| There are two sides to this, though we often only hear one. For readers who aren't subscribed to Medium, it can be annoying. You go to read an article, and if that article is monetized, you see a banner to sign up. Plenty of people leave immediately. Now let me tell why, as a writer, I still use Medium and will continue for the time being. I only post 2-4 articles on there per month. But even then, I'm seeing ~50K views per month and this month I'm on track to earn $1000. To see those same results on my own blog, I would need to learn a lot about SEO, affiliate marketing, and have a large Twitter following to direct traffic to my blog. I would also need to maintain it myself. Sure, I might have a higher chance of going viral on HN, but how likely is that even anyway? As a full-time developer with a newborn who's just looking to earn some fun money, Medium is perfect. I write, submit to a publication, and they take care of the rest. People may say, "I'm not going to read your posts on Medium." My answer is: okay? Can't make everyone happy. But I'm still getting 50K views from people who do want to read them, and I'm okay with that. The other point to make is that Medium only pays for views/reads from other Medium members, so I don't necessarily care if I go viral on HN or not. If I really cared about going viral, I would just post my article to something like dev.to and then submit it to HN. If you're just looking to write and get views/go viral and don't care about money, then it might not make sense to post to Medium. But if you want to earn some money with relatively little effort, Medium is hard to beat. Edit: Here's proof of my claims for people questioning them (https://medium.com/@SunnyB/proof-of-medium-stats-700c2b0b638...). Note: it is a Medium link to an unlisted post. Didn't know where else to put it. |
The problems with much of the audience is not that they do monetization, but how they do it.

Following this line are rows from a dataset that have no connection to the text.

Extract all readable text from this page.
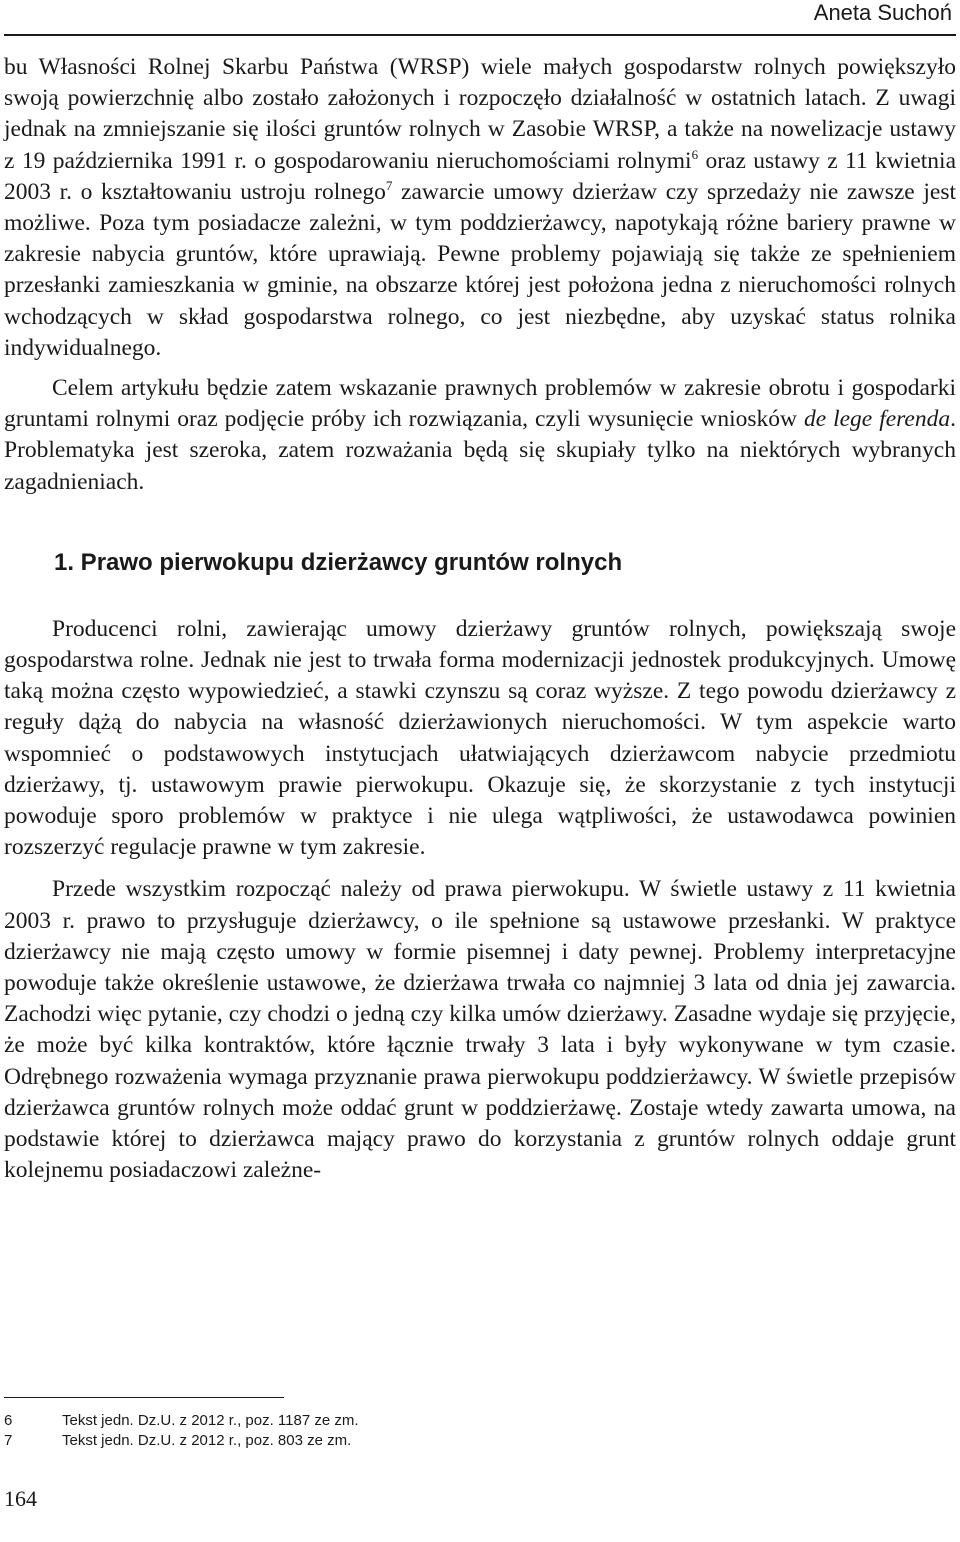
Aneta Suchoń

bu Własności Rolnej Skarbu Państwa (WRSP) wiele małych gospodarstw rolnych powiększyło swoją powierzchnię albo zostało założonych i rozpoczęło działalność w ostatnich latach. Z uwagi jednak na zmniejszanie się ilości gruntów rolnych w Zasobie WRSP, a także na nowelizacje ustawy z 19 października 1991 r. o gospodarowaniu nieruchomościami rolnymi$^6$ oraz ustawy z 11 kwietnia 2003 r. o kształtowaniu ustroju rolnego$^7$ zawarcie umowy dzierżaw czy sprzedaży nie zawsze jest możliwe. Poza tym posiadacze zależni, w tym poddzierżawcy, napotykają różne bariery prawne w zakresie nabycia gruntów, które uprawiają. Pewne problemy pojawiają się także ze spełnieniem przesłanki zamieszkania w gminie, na obszarze której jest położona jedna z nieruchomości rolnych wchodzących w skład gospodarstwa rolnego, co jest niezbędne, aby uzyskać status rolnika indywidualnego.

Celem artykułu będzie zatem wskazanie prawnych problemów w zakresie obrotu i gospodarki gruntami rolnymi oraz podjęcie próby ich rozwiązania, czyli wysunięcie wniosków de lege ferenda. Problematyka jest szeroka, zatem rozważania będą się skupiały tylko na niektórych wybranych zagadnieniach.

1. Prawo pierwokupu dzierżawcy gruntów rolnych

Producenci rolni, zawierając umowy dzierżawy gruntów rolnych, powiększają swoje gospodarstwa rolne. Jednak nie jest to trwała forma modernizacji jednostek produkcyjnych. Umowę taką można często wypowiedzieć, a stawki czynszu są coraz wyższe. Z tego powodu dzierżawcy z reguły dążą do nabycia na własność dzierżawionych nieruchomości. W tym aspekcie warto wspomnieć o podstawowych instytucjach ułatwiających dzierżawcom nabycie przedmiotu dzierżawy, tj. ustawowym prawie pierwokupu. Okazuje się, że skorzystanie z tych instytucji powoduje sporo problemów w praktyce i nie ulega wątpliwości, że ustawodawca powinien rozszerzyć regulacje prawne w tym zakresie.

Przede wszystkim rozpocząć należy od prawa pierwokupu. W świetle ustawy z 11 kwietnia 2003 r. prawo to przysługuje dzierżawcy, o ile spełnione są ustawowe przesłanki. W praktyce dzierżawcy nie mają często umowy w formie pisemnej i daty pewnej. Problemy interpretacyjne powoduje także określenie ustawowe, że dzierżawa trwała co najmniej 3 lata od dnia jej zawarcia. Zachodzi więc pytanie, czy chodzi o jedną czy kilka umów dzierżawy. Zasadne wydaje się przyjęcie, że może być kilka kontraktów, które łącznie trwały 3 lata i były wykonywane w tym czasie. Odrębnego rozważenia wymaga przyznanie prawa pierwokupu poddzierżawcy. W świetle przepisów dzierżawca gruntów rolnych może oddać grunt w poddzierżawę. Zostaje wtedy zawarta umowa, na podstawie której to dzierżawca mający prawo do korzystania z gruntów rolnych oddaje grunt kolejnemu posiadaczowi zależne-

6	Tekst jedn. Dz.U. z 2012 r., poz. 1187 ze zm.
7	Tekst jedn. Dz.U. z 2012 r., poz. 803 ze zm.
164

Like many readers, I don't read enough Medium articles to pay $5/mo for it. I don't mind paying $5/mo for something useful, or sending a one-time donation. I gladly would pay, say, 25-50¢ for a good article, if I could do it without subscription. Such a commitment just feels unnecessary.
One way to do it is ads — good thing Medium is not pushing ads at me! My thanks. But there's still no easy way to pay a small amount.
I see how microtransactions are not economical. I wish Medium offered a "casual reader" plan, where I post, say, $10, and they go to pay per-article fees, not limited by time, that is, I'd not need to replenish it monthly if I haven't run into zero balance. This could be a gateway for more readers who just don't see the need to commit to a subscription. It could even lead to more conversions to subscribers.